Deep learning models are highly parameterized, resulting in difficulty in inference and transfer learning for image recognition tasks. In this work, we propose a layered pathway evolution method to compress a deep convolutional neural network (DCNN) for classification of masses in digital breast tomosynthesis (DBT). The objective is to prune the number of tunable parameters while preserving the classification accuracy. In the first stage transfer learning, 19 632 augmented regions-of-interest (ROIs) from 2454 mass lesions on mammograms were used to train a pre-trained DCNN on ImageNet. In the second stage transfer learning, the DCNN was used as a feature extractor followed by feature selection and random forest classification. The pathway evolution was performed using genetic algorithm in an iterative approach with tournament selection driven by count-preserving crossover and mutation. The second stage was trained with 9120 DBT ROIs from 228 mass lesions using leave-one-case-out cross-validation.
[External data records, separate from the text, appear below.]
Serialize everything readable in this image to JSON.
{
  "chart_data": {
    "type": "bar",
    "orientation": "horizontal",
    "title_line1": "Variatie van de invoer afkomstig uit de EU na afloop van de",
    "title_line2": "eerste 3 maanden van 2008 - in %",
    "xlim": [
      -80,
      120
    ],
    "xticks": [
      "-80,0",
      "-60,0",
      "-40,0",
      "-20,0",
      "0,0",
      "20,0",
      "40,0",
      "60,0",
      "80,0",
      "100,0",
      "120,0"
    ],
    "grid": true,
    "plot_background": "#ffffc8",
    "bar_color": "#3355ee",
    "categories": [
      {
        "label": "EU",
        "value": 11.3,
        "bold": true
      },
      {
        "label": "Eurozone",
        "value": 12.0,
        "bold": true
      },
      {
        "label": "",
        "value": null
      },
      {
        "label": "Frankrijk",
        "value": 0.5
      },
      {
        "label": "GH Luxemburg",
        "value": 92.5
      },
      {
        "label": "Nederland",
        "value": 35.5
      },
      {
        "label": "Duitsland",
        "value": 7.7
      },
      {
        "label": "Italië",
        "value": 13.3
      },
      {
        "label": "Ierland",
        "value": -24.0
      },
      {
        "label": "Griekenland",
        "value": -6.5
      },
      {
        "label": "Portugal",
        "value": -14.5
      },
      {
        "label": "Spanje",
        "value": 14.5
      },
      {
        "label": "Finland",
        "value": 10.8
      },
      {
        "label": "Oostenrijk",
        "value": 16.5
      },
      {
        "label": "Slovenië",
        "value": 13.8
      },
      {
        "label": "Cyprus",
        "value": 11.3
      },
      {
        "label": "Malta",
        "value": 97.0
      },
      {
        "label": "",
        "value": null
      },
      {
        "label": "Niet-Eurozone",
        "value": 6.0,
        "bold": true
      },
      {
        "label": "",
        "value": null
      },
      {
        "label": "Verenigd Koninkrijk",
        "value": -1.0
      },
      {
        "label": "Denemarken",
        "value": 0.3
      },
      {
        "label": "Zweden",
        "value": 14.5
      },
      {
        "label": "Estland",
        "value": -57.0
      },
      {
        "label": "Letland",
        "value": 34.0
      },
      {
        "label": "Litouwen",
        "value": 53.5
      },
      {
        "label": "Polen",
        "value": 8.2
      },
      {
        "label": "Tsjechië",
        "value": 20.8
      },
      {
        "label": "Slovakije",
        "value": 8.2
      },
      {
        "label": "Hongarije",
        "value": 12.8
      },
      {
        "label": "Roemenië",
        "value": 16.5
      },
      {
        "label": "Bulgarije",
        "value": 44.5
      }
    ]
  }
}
The DCNN was reduced by 87% in the number of neurons, 34% in the number of parameters, and 95% in the number of multiply-and-add operations required in the convolutional layers. The test AUC on 89 mass lesions from 94 independent DBT cases before and after pruning were 0.88 and 0.90, respectively, and the difference was not statistically significant (p > 0.05). The proposed DCNN compression approach can reduce the number of required operations by 95% while maintaining the classification performance. The approach can be extended to other deep neural networks and imaging tasks where transfer learning is appropriate.